LAÉRCIOMas concientemente, sem a adrenalina da hora da raiva, eu acho que te perdôo. Cinquenta por cento de chance de sim, cinquenta por cento de chance de não. Você matou?

GUILHERMENão.

LAÉRCIOVocê jura?

GUILHERMEJuro.

LAÉRCIOVamos ter que crer nas suas palavras.

GUILHERMEQual é a história por trás da sua história?

LAÉRCIOVocê não precisa saber.

GUILHERMEEstamos quites.

(silêncio)

GUILHERME(pausa) Como é seu nome? Eu nunca perguntei. Que estranho não saber o seu nome.

LAÉRCIO

É Laércio. José Laércio. Não faz diferença. Vamo esquecer tudo isso e tomar sorvete?

ANDERSONFlocos!

LAÉRCIOFlocos!

GUILHERMEFlocos!

(eles se sentam tomar o sorvete)

ANDERSONUm sorvete inteiro branco com gotinhas negras.

LAÉRCIOSe fosse o contrário seria de prestígio. Chocolate com côco. Pode ser a próxima pedida, se vocês quiserem. Gosta de prestígio, Anderson? Só eu que gosto de morango mesmo.

(eles se servem)

GUILHERMEPra que a televisão, Laércio?

LAÉRCIONão, não me chame de Laércio, me chame de cara, colega, amigo, mano.  Fica estranho me chamando de Laércio.

GUILHERMEPra que a televisão se ela não liga, cara?

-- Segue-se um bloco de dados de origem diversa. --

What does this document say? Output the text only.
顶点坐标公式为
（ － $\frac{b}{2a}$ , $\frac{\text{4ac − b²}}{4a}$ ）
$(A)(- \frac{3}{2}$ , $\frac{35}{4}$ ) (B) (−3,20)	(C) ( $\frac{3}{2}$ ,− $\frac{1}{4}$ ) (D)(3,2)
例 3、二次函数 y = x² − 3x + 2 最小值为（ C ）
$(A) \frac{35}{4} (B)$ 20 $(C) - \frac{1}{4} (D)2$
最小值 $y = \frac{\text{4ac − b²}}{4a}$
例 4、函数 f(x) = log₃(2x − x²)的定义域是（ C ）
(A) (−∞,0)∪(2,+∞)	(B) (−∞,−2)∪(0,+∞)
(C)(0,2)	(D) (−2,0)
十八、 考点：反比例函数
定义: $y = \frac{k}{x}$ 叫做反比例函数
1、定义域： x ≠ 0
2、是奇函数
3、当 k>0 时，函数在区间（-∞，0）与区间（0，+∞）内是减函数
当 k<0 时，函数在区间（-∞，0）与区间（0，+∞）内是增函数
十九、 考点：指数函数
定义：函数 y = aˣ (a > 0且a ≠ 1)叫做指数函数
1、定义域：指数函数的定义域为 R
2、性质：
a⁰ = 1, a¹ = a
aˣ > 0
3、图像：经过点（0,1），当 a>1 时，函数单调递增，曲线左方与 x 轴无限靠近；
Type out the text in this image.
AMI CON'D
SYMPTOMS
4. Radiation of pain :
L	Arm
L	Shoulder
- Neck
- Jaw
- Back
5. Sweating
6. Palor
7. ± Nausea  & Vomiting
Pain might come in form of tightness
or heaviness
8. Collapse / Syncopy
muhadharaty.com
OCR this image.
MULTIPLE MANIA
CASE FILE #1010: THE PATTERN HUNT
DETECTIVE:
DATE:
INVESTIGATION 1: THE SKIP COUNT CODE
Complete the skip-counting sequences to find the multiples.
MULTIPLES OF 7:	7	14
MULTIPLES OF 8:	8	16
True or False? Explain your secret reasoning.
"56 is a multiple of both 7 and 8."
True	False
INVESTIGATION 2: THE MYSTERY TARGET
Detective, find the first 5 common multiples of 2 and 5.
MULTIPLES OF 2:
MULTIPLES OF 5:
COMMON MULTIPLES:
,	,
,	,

LAÉRCIOPra gente ter certeza de que essa merda existe e que a gente não precisa dela.

GUILHERMEHum. Que bosta.

ANDERSONFlo-cos.

(longo silêncio enquanto eles chupam o sorvete; black-out)

CENA 6

(antes de alguém aplaudir pensando que a peça acabou, as luzes retornam; Guilherme está cozinhando e Anderson está lendo um livro)

GUILHERMEEle esqueceu de comprar champignon. Vai ser sem mesmo.

(Laércio entra com Jonatas encapuzado)

GUILHERMECaralho! Eu pensei que você ia avisar quando a gente fosse ter mais hóspedes. É assim de repente, é?

LAÉRCIOEu falei que não é premeditado. E dessa vez é uma surpresa pra você!

GUILHERMEO que?

LAÉRCIOEle é negro! (tira o capuz) Tchan, tchan, tchan! O nome dele é Jonatas. Peguei batendo na namorada.

JONATASO que é isso? Eu conheço os meus direitos!

(Laércio e Guilherme riem; inesperadamente Anderson atira na cabeça de Jonatas que cai morto; Laércio e Guilherme param de rir em choque)

LAÉRCIOA inclusão é foda de acontecer, porra.

GUILHERMEAnderson, seu filho da puta.

ANDERSONFilho da puta é uma expressão machista.